At Expression Analysis, which has had access to the MagBead upgrade for a little more than a month, one of the main benefits, though unanticipated, has been that a number of difficult DNA samples that had previously been "very recalcitrant" to sequencing on the PacBio now yield sequence data.
These samples "simply did not want to sequence; they wouldn't load into the ZMWs properly," Patrick Hurban, the company's vice president of research and development, told In Sequence. The samples did not have anything obvious in common, he said, and included plant, bacterial, and fungal DNA. "For every case that we have looked at so far, the MagBead station has allowed us to recover sequence," he said, adding that as a result, "we're much more confident on a sample-by-sample basis that we will be able to get good sequence."

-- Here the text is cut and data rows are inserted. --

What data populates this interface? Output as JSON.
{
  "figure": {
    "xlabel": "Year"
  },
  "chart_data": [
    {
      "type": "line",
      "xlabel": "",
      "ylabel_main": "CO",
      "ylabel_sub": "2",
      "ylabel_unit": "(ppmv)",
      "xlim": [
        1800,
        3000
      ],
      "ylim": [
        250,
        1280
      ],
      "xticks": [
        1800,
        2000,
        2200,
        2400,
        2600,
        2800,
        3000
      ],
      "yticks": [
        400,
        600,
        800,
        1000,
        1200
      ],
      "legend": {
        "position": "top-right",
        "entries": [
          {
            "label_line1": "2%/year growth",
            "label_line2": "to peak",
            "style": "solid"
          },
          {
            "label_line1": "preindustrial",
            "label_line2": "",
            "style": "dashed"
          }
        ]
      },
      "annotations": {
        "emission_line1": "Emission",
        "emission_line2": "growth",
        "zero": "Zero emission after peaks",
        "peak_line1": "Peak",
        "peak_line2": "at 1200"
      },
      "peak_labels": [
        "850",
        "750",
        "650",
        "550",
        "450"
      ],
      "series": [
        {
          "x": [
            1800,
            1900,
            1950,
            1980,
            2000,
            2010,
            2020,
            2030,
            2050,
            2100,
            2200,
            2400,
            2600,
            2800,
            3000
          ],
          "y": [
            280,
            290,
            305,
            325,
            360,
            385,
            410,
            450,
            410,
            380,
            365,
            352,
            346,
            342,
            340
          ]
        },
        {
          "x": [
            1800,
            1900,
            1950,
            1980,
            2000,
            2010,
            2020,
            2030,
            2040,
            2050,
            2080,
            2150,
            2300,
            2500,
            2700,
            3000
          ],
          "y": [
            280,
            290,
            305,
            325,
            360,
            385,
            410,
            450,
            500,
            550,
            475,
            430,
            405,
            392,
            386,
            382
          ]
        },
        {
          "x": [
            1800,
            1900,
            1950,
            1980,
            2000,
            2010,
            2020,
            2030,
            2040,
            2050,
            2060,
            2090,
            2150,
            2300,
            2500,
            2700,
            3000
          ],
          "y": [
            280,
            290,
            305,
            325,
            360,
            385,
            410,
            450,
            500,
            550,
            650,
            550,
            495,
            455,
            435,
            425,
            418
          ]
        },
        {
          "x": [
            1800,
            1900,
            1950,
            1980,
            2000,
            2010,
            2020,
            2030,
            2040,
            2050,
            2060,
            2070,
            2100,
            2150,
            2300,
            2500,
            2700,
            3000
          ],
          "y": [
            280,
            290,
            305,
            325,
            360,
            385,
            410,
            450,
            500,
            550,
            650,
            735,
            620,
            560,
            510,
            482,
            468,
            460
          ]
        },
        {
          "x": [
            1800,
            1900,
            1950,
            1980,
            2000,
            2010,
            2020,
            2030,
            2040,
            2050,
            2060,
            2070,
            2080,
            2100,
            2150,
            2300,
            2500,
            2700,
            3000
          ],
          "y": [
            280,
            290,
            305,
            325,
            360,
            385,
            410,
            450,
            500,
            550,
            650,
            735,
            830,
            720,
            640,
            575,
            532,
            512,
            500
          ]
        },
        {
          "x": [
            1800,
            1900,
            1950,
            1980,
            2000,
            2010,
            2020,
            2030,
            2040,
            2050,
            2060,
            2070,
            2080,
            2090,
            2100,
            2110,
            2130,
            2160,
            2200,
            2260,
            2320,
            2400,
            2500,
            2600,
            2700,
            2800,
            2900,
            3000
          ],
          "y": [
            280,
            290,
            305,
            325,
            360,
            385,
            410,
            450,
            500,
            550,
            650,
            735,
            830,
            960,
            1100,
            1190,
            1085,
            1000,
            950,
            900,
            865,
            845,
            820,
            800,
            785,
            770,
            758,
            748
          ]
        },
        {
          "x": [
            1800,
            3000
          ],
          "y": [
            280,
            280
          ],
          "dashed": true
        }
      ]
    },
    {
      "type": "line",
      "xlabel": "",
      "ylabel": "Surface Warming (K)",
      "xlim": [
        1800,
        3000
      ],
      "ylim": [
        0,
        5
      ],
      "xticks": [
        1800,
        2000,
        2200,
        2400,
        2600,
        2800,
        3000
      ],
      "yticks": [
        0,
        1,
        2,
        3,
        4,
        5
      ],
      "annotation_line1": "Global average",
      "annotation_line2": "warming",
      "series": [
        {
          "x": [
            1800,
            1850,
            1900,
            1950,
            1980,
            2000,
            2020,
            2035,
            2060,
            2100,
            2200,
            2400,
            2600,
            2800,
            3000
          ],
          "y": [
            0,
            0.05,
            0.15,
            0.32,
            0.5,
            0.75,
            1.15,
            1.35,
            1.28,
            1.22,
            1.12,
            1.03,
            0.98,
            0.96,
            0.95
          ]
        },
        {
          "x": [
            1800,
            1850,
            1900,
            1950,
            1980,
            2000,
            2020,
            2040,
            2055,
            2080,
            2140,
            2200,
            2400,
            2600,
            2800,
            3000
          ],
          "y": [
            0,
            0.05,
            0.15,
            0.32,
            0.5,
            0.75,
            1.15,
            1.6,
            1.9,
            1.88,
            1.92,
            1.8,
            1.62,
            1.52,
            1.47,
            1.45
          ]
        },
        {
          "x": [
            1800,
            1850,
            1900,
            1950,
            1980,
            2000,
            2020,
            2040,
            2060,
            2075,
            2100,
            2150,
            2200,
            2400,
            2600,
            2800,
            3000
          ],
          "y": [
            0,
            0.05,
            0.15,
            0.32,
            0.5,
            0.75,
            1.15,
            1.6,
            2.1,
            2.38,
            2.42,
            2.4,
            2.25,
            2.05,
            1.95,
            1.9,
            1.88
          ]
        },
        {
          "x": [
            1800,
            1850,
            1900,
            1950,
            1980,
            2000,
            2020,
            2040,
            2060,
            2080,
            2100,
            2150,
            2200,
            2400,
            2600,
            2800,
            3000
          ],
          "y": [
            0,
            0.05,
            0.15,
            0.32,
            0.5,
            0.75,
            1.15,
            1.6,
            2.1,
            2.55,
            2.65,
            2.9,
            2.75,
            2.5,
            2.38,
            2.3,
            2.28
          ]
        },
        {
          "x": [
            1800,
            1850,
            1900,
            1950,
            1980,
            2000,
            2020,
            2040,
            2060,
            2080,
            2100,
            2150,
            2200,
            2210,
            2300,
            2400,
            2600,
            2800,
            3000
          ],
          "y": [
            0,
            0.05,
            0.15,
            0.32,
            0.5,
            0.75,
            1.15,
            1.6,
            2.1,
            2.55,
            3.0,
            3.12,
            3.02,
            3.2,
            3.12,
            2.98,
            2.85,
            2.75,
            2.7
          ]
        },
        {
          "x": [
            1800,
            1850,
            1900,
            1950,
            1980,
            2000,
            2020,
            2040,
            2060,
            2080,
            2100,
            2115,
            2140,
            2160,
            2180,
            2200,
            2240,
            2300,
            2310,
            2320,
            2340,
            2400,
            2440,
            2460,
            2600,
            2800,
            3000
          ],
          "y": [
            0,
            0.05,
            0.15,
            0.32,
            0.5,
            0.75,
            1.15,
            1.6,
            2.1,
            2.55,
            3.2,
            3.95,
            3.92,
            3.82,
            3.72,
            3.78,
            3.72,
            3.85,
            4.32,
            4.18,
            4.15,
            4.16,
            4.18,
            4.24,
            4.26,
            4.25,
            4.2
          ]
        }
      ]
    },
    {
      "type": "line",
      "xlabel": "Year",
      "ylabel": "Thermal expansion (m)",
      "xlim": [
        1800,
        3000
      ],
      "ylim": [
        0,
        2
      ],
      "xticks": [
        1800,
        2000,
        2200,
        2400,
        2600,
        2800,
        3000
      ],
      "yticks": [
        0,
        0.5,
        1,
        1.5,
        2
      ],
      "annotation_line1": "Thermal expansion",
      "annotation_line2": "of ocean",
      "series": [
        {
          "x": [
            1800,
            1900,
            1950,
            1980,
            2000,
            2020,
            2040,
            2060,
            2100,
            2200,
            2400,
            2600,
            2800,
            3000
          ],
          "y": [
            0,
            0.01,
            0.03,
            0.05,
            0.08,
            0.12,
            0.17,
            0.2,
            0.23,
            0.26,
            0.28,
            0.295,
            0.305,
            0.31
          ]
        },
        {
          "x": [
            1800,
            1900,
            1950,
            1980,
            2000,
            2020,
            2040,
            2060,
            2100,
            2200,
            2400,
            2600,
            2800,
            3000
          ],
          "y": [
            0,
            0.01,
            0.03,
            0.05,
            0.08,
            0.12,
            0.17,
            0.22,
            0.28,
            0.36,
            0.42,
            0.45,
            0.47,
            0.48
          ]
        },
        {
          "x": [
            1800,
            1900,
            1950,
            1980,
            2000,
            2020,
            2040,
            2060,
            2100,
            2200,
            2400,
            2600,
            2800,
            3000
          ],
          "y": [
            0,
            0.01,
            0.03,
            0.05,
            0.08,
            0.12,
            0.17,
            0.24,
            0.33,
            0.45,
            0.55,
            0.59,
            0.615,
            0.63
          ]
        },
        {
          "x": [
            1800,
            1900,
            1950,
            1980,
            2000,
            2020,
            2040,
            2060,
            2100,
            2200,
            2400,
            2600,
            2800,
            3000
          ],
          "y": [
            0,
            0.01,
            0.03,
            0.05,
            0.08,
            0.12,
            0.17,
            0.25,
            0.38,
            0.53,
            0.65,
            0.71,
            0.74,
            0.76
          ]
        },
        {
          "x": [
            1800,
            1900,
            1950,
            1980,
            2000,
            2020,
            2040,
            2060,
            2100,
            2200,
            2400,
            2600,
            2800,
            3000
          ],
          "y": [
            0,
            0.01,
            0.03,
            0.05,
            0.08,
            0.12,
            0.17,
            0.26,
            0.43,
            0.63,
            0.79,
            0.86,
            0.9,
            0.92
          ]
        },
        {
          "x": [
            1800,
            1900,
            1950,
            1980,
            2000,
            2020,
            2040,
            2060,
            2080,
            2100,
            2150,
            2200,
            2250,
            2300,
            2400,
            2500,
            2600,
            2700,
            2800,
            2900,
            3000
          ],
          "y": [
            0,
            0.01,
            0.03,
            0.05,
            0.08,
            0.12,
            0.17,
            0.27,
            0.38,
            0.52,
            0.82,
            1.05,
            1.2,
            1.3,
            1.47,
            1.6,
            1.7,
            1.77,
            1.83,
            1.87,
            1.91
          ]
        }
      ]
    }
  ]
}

In addition, the amount of material from a standard library prep that needs to be loaded is now about six to eight times smaller than before, he said. Although Expression Analysis has not tested this yet, this probably means that DNA libraries can be made with less DNA, and Hurban said that PacBio has already published a protocol that starts with less material.
For small bacterial genome sequencing projects, EA typically starts with 8 micrograms of DNA today, he said, and this could potentially be reduced to as little as 1 microgram with the MagBead.
This, in turn, could restart some project discussions with clients who were interested in using the PacBio but were unable to provide several micrograms of DNA.
The MagBead procedure also seems to favor larger DNA fragments over smaller ones – potentially because smaller DNA fragments coupled to a magnetic bead cannot reach the bottom of the ZMWs – which increases the percentage of longer reads in a run. As a result, small contaminating DNA fragments, including adapter dimers, are excluded from the SMRT cells. "So even with libraries where we had visible contamination with smaller sequences … we have now virtually eliminated these small sequences with MagBead," Hurban said.
Libraries with large insert sizes in particular − for example, 5 to 6 kilobases, or 8 to 12 kilobases – seem to work well with the MagBead station, and Expression Analysis is about to test whether this is also true for smaller insert sizes. "The main benefit of the MagBead upgrade is that we are now able to see the same kind of loading dynamics with very large insert libraries that we always had with smaller insert libraries," Hurban said.
Before the upgrade, about 30 percent to 45 percent of ZMWs were typically active after loading, depending on the type of DNA library, and now it is typically between 50 percent and 60 percent, he said.
It is still possible to use the PacBio RS without the MagBead station, which can be chosen through the instrument's control software, and the device adds only about 30 minutes of extra time to a typical run of 16 SMRT cells, which take a day and a half to load and run, he said.
Other users appear to have had similar experiences. "The MagBead station greatly reduces any adapter-dimer that may be present in some libraries and there are clearly benefits in terms of how much library is consumed during loading a sequencing run," said Chad Nusbaum, scientific director of Broad Technology Labs at the Broad Institute, in a statement from PacBio. "Compared to diffusion loading, approximately one-tenth of the library is needed to load each SMRT cell, allowing us to contemplate much deeper sequence coverage from a single library preparation," he said.